La police thaïlandaise a utilisé gaz lacrymogènes et canons à eau contre les manifestants menaçant dimanche de prendre le siège du gouvernement, après des violences qui ont fait quatre morts et des dizaines de blessés.

Au coeur de la colère des manifestants, alliance hétéroclite de bourgeois conservateurs proches du Parti démocrate, le principal parti d'opposition, et de groupuscules ultra-royalistes : une haine profonde du frère de la première ministre Yingluck Shinawatra, le milliardaire Thaksin Shinawatra.

Les manifestants - qui étaient dimanche, selon la police, 70 000 à travers Bangkok contre près de 180 000 il y a une semaine - accusent Thaksin, renversé de son poste de premier ministre par un coup d'État en 2006, d'être toujours le véritable décisionnaire de la politique du gouvernement depuis son exil à Dubaï.

Deux visages du mouvement de protestation étaient visibles dimanche.

Devant une entrée du siège du gouvernement, des assauts répétés de quelques centaines de manifestants violents, déplaçant les blocs de béton et cisaillant les rouleaux de fil barbelé. Ils ont été repoussés systématiquement par des gaz lacrymogènes et des canons à eau.

Devant une autre entrée, un sit-in pacifique avec la formule «Berlin wall in Bangkok» («Le mur de Berlin à Bangkok») peinte sur les blocs.

Suthep Thaugsuban, meneur du mouvement, a assuré avoir rencontré la première ministre.

«Yingluck n'a répondu à rien (...) Nous maintenons nos plans. Cela sera fini dans deux jours», a dit Suthep, toujours en liberté malgré un mandat d'arrêt pour l'occupation du ministère des Finances.

Appel à la grève des fonctionnaires

Il a aussi appelé les fonctionnaires à se mettre en grève à partir de lundi.

Le vice-premier ministre Pracha Promnog a conseillé à la population de ne pas sortir entre 22h00 et 5h00 pour des raisons de sécurité, promettant un retour «à la normale aussitôt que possible».

Après l'occupation et le siège cette semaine de ministères et d'administrations, que les autorités ont tolérés de crainte d'aviver la tension, les manifestants ont été autorisés à pénétrer dimanche dans l'enceinte du ministère de l'Intérieur.

Dimanche matin, les meneurs des «chemises rouges», partisans du pouvoir, réunis par dizaines de milliers dans un stade à Bangkok, avaient appelé leurs troupes à se disperser, par crainte de violences et «afin de ne pas compliquer davantage la tâche du gouvernement».
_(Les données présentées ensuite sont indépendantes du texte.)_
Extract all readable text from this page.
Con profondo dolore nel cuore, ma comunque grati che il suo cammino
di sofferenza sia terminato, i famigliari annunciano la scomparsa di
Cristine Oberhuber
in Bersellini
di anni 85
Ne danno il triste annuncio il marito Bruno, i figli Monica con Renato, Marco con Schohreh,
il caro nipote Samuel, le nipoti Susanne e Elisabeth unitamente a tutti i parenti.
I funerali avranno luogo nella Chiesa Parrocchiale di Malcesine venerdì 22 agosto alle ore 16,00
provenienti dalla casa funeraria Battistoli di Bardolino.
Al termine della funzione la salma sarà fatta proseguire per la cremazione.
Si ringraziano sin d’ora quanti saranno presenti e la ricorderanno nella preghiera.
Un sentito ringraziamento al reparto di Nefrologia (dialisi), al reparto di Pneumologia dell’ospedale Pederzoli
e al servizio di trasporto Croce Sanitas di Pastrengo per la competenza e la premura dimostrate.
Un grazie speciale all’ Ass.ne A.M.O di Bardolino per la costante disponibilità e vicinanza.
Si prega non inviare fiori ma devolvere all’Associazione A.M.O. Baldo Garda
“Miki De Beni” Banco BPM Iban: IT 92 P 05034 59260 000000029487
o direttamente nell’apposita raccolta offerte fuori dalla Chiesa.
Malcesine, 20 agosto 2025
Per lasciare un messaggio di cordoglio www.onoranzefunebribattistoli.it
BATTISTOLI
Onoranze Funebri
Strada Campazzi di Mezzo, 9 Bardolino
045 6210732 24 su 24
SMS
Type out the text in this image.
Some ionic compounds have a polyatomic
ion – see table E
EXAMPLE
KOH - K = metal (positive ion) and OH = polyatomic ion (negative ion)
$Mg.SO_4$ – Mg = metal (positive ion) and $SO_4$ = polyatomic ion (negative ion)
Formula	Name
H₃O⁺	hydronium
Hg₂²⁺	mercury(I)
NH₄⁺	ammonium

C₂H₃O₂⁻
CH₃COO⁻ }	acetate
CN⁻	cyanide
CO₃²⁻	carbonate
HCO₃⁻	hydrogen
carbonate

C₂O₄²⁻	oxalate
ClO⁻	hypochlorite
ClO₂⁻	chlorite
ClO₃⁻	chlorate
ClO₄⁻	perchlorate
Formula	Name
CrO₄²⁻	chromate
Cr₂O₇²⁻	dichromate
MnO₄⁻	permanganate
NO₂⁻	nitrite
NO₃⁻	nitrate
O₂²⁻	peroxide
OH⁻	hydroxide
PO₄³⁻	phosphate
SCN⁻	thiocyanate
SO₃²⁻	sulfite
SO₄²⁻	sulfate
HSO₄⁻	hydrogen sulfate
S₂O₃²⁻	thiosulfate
Les violences ont éclaté samedi soir près du stade, quand des opposants ont attaqué à coups de pavés un autobus transportant des «chemises rouges». Un homme de 21 ans a été tué par balles dans des circonstances non  élucidées. Trois autres personnes sont mortes et 57 ont été blessées, selon les secours. Au moins deux «rouges» feraient partie des victimes, selon la police.

Les meneurs du mouvement avaient réclamé un ultime effort pour obtenir dimanche la «victoire» avant l'anniversaire du roi Bhumibol le 5 décembre, célébrations pendant lesquelles il est impensable de manifester, dans une société thaïlandaise très attachée à son roi.

L'escalade de la tension depuis un mois, qui a franchi un cap ce week-end, fait redouter le pire dans un pays prompt à s'embraser. Plusieurs grands centres commerciaux, dont l'un avait été incendié pendant la crise de 2010, ont été fermés.

Au printemps 2010, environ 100 000 «rouges» avaient occupé le centre de Bangkok pendant deux mois pour réclamer la chute du gouvernement, avant un assaut de l'armée. La crise, qui avait fait environ 90 morts et 1900 blessés, avait mis en lumière les divisions de la société entre masses défavorisées du Nord et du Nord-Est, fidèles à Thaksin, et les élites de la capitale qui les voient comme une menace pour la monarchie.

Le mouvement actuel a été provoqué par un projet de loi d'amnistie taillé sur mesure, selon l'opposition, pour permettre le retour de Thaksin, en exil pour échapper à une condamnation à la prison pour malversations financières. Malgré le rejet du texte par le Sénat, les manifestants n'ont pas désarmé.

Dans un pays qui a connu 18 coups d'État ou tentatives de coups depuis l'établissement de la monarchie constitutionnelle en 1932, l'armée, appelée en renfort par la police dimanche, a prié les manifestants de ne pas lui demander de prendre parti.

Ce qui ne l'a pas empêchée de laisser apparaître des dissensions, le puissant chef de l'armée de terre, le général Prayut Chan-O-Cha, critiquant l'usage de gaz lacrymogènes par la police.